Ihn treffe mit Beginn seiner Barunterhaltsverpflichtung nach der Trennung der Eheleute ggü. seinem minderjährigen Kind gemäß § 1603 Abs. 2 S. 1 BGB eine gesteigerte Erwerbsobliegenheit. Ob und inwieweit er als Unterhaltspflichtiger leistungsfähig sei, werde nicht allein durch sein tatsächliches Einkommen bestimmt, sondern auch durch seine Erwerbsfähigkeit. Ihn treffe unterhaltsrechtlich die Obliegenheit, ihm zumutbare und mögliche Einkünfte zu erzielen, insbesondere seine Arbeitskraft so gut wie möglich einzusetzen und eine ihm zumutbare und mögliche Erwerbstätigkeit auszuüben (BGH FamRZ 1985, 158; OLG Hamm FamRZ 1998, 982).
Der Antragsgegner habe deshalb alles in seinen Kräften Stehende zu tun, um schnellstmöglich eine seinem Alter, seinem Gesundheitszustand, seiner Vorbildung und seinem beruflichen Werdegang entsprechende und möglichst gut bezahlte Stelle zu finden.
Diesen Anforderungen werde sein Verhalten nicht gerecht.
Er habe nicht schlüssig dargelegt und unter Beweis gestellt, dass er sich nach der Trennung der Eheleute in ausreichendem Maße um eine Arbeitsstelle bemüht habe.
Gesundheitliche Einschränkungen seien nicht erkennbar und nicht vorgetragen. Ein allgemeiner Erfahrungssatz, dass ein ausländischer Mitbürger mit fehlenden oder eingeschränkten deutschen Sprachkenntnissen auf dem allgemeinen Arbeitsmarkt nicht vermittelbar sei, bestehe nicht. Im Rahmen der ihn treffenden Erwerbsobliegenheit könne im Übrigen erwartet werden, dass er sich darum bemühe, ausreichende Kenntnisse in der deutschen Sprache zu erwerben.
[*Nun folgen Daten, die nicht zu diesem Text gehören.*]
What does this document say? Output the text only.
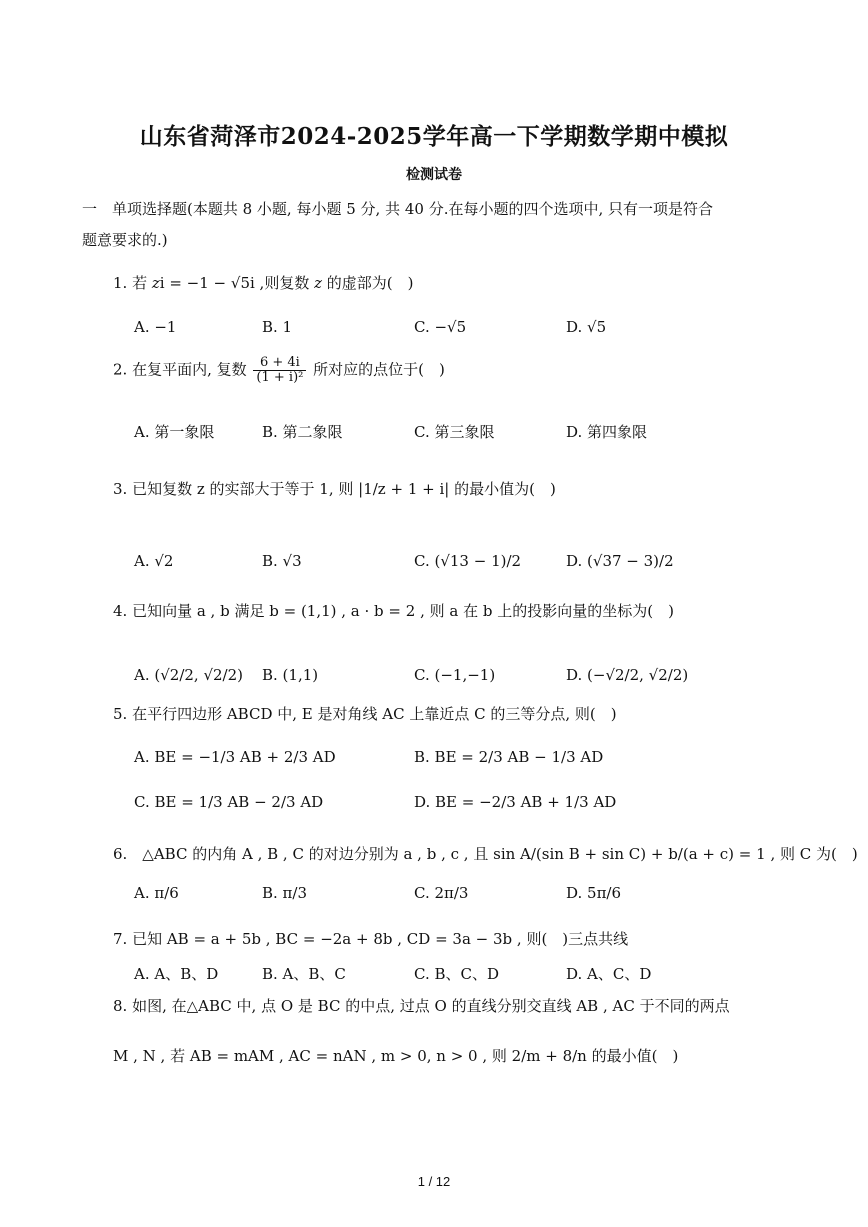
山东省菏泽市2024-2025学年高一下学期数学期中模拟
检测试卷
一　单项选择题(本题共 8 小题, 每小题 5 分, 共 40 分.在每小题的四个选项中, 只有一项是符合
题意要求的.)
1. 若 zi = −1 − √5i ,则复数 z 的虚部为(　)
A. −1	B. 1	C. −√5	D. √5
2. 在复平面内, 复数 $\frac{6 + 4i}{\text{(1 + i)²}}$ 所对应的点位于(　)
A. 第一象限	B. 第二象限	C. 第三象限	D. 第四象限
3. 已知复数 z 的实部大于等于 1, 则 |1/z + 1 + i| 的最小值为(　)
A. √2	B. √3	C. (√13 − 1)/2	D. (√37 − 3)/2
4. 已知向量 a , b 满足 b = (1,1) , a · b = 2 , 则 a 在 b 上的投影向量的坐标为(　)
A. (√2/2, √2/2) B. (1,1)	C. (−1,−1)	D. (−√2/2, √2/2)
5. 在平行四边形 ABCD 中, E 是对角线 AC 上靠近点 C 的三等分点, 则(　)
A. BE = −1/3 AB + 2/3 AD	B. BE = 2/3 AB − 1/3 AD
C. BE = 1/3 AB − 2/3 AD	D. BE = −2/3 AB + 1/3 AD
6.　△ABC 的内角 A , B , C 的对边分别为 a , b , c , 且 sin A/(sin B + sin C) + b/(a + c) = 1 , 则 C 为(　)
A. π/6	B. π/3	C. 2π/3	D. 5π/6
7. 已知 AB = a + 5b , BC = −2a + 8b , CD = 3a − 3b , 则(　)三点共线
A. A、B、D	B. A、B、C	C. B、C、D	D. A、C、D
8. 如图, 在△ABC 中, 点 O 是 BC 的中点, 过点 O 的直线分别交直线 AB , AC 于不同的两点
M , N , 若 AB = mAM , AC = nAN , m > 0, n > 0 , 则 2/m + 8/n 的最小值(　)
1 / 12
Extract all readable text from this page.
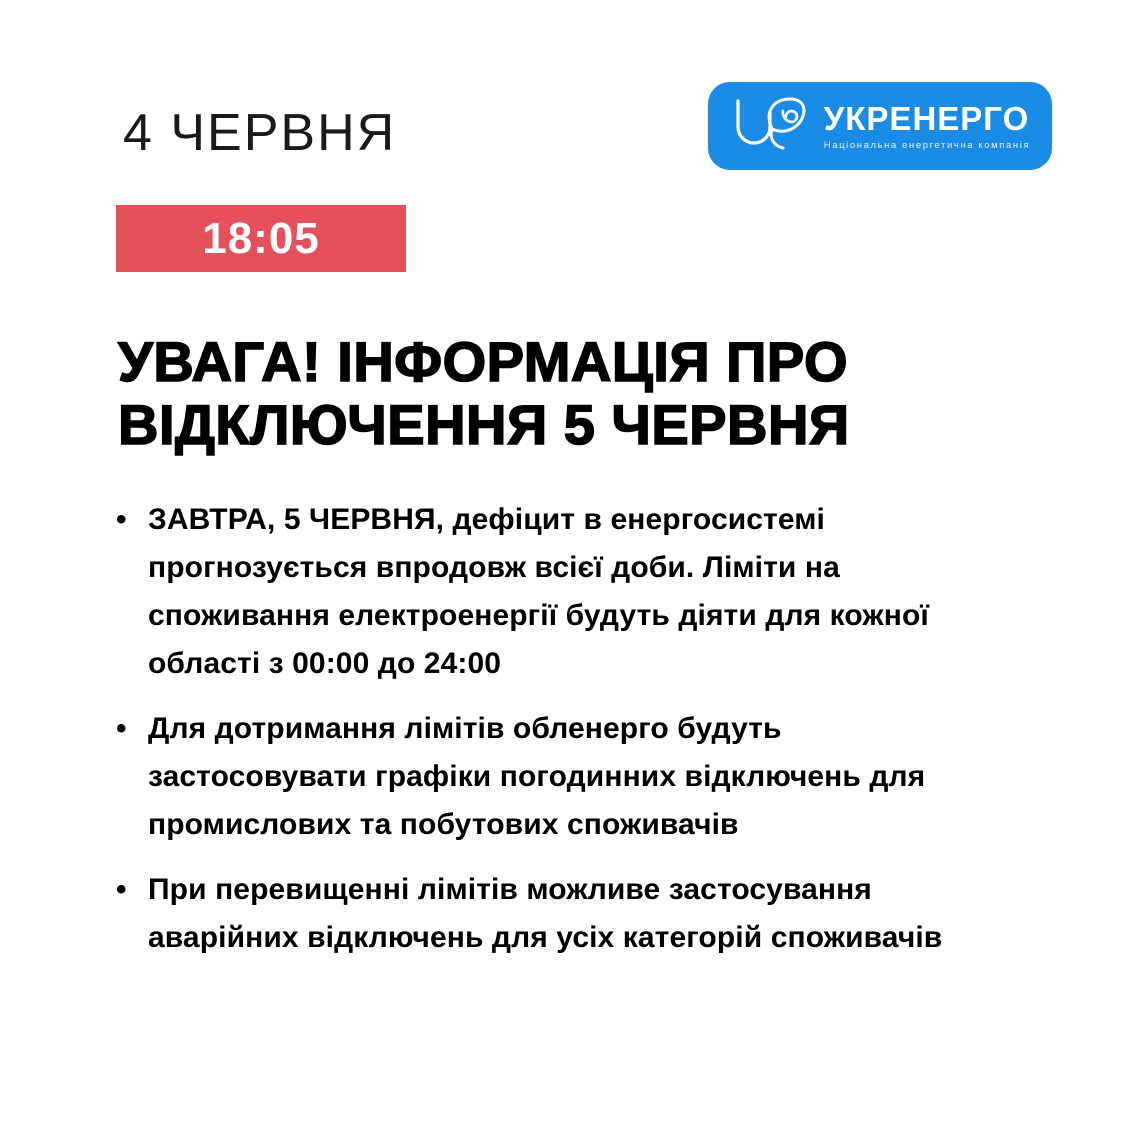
4 ЧЕРВНЯ	УКРЕНЕРГО
Національна енергетична компанія
18:05
УВАГА! ІНФОРМАЦІЯ ПРО
ВІДКЛЮЧЕННЯ 5 ЧЕРВНЯ
• ЗАВТРА, 5 ЧЕРВНЯ, дефіцит в енергосистемі прогнозується впродовж всієї доби. Ліміти на споживання електроенергії будуть діяти для кожної області з 00:00 до 24:00
• Для дотримання лімітів обленерго будуть застосовувати графіки погодинних відключень для промислових та побутових споживачів
• При перевищенні лімітів можливе застосування аварійних відключень для усіх категорій споживачів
Unter diesen Umständen und vor dem Hintergrund, dass der Antragsgegner keine einzige Bewerbung auf einen Arbeitsplatz dargelegt habe, könne von seiner fehlenden Vermittelbarkeit auf dem allgemeinen Arbeitsmarkt nicht ausgegangen werden.
Ihm seien daher fiktive Erwerbseinkünfte in Höhe des tatsächlich erzielbaren Einkommens zuzurechnen. Bei einem erzielbaren Stundenlohn von 9,88 EUR brutto und einer vollschichtigen Arbeitszeit von durchschnittlich rund 174 Arbeitsstunden im Monat betrage das Nettoeinkommen des Antragsgegners unter Berücksichtigung der Steuerklasse 1 und des entsprechenden Kinderfreibetrages monatlich 1.207,32 EUR. Nach Abzug fiktiver berufsbedingter Aufwendungen i.H.v. von 60,00 EUR verblieben ihm bereinigt 1.147,32 EUR netto. Damit sei er in der Lage, den begehrten Kindesunterhalt für den gemeinsamen Sohn zu zahlen.